Chris Kermode steht seit einem Jahr der Tennistour ATP vor.

(Foto: Shuji Kajiyama/AP)
  • Die BBC und Buzzfeed berichten von weitreichenden Wettmanipulationen in den vergangenen zehn Jahren im Tennissport. 16 Spitzenspieler unter den Top50 sollen davon betroffen sein.
  • Schon in der Vergangenheit gab es dubiose Spielausgänge und seltsame Textnachrichten.
  • Auch Wimbledon soll von der Schiebung betroffen sein. Spieler wie Andy Murray sagten schon 2008. "Jeder weiß, dass es passiert."

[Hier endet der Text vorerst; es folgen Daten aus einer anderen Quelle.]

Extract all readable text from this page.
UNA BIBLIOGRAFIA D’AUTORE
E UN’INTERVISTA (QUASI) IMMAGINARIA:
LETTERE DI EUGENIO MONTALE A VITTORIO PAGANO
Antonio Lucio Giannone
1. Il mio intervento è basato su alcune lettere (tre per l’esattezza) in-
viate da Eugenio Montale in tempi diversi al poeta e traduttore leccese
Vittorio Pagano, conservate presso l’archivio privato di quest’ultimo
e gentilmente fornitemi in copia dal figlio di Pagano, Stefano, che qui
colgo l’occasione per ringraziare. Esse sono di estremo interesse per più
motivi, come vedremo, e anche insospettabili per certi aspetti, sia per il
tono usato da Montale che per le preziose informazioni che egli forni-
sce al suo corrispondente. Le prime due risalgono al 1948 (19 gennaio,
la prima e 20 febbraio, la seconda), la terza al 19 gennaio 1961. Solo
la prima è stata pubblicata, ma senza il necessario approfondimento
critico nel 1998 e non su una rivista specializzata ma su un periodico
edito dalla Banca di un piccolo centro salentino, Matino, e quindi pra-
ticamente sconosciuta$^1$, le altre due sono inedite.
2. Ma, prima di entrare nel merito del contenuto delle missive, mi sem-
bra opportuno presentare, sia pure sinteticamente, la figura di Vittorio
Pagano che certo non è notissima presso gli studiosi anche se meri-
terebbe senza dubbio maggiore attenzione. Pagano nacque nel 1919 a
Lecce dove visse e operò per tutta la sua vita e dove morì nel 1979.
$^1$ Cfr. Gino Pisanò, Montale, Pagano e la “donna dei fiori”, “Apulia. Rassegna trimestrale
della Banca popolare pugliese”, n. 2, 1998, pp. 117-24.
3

Von Gerald Kleffmann, Melbourne

Es dauerte am Montagmorgen nur eine halbe Stunde, bis der Melbourne Park gefüllt war. Ausgerüstet mit Rucksäcken, Trinkflaschen und Sonnencreme pilgerten fast 50 000 Fans durch die Tore. Auch Prominenz hatte sich für den ersten Tag der Australian Open angemeldet. Die früheren Tennisgrößen Neale Fraser und Frank Sedgman wollten kommen, auch Rugby-Ikone Nick Farr-Jones stand auf der Ankündigungsliste. Doch die Idylle wurde jäh gestört. Um die Mittagszeit erschien Chris Kermode, der Chef der Männertour ATP, mit einem Gesicht wie ein FBI-Agent auf einer eilig einberaumten Pressekonferenz. Während das erste Grand-Slam-Turnier des Jahres begann, musste er zu einem heiklen Thema Stellung beziehen: Wettbetrug im Tennis.

Ein Bericht der BBC und einer des US-Onlinemediums Buzzfeed hatten in der Früh für Aufregung gesorgt. In den vergangenen zehn Jahren sollen 16 Spieler, die unter den besten 50 der Weltrangliste notiert waren oder dort noch notiert sind, "Match-Absprachen" getroffen haben. Unter anderem soll es um drei Spiele gehen, die in Wimbledon stattfanden, dem Mekka des Tennis, dort, wo der Mythos des "weißen Sports" begründet wurde, Werbung bis heute nur sehr eingeschränkt erlaubt ist und die Akteure immer noch ausschließlich in heller Kleidung auflaufen dürfen.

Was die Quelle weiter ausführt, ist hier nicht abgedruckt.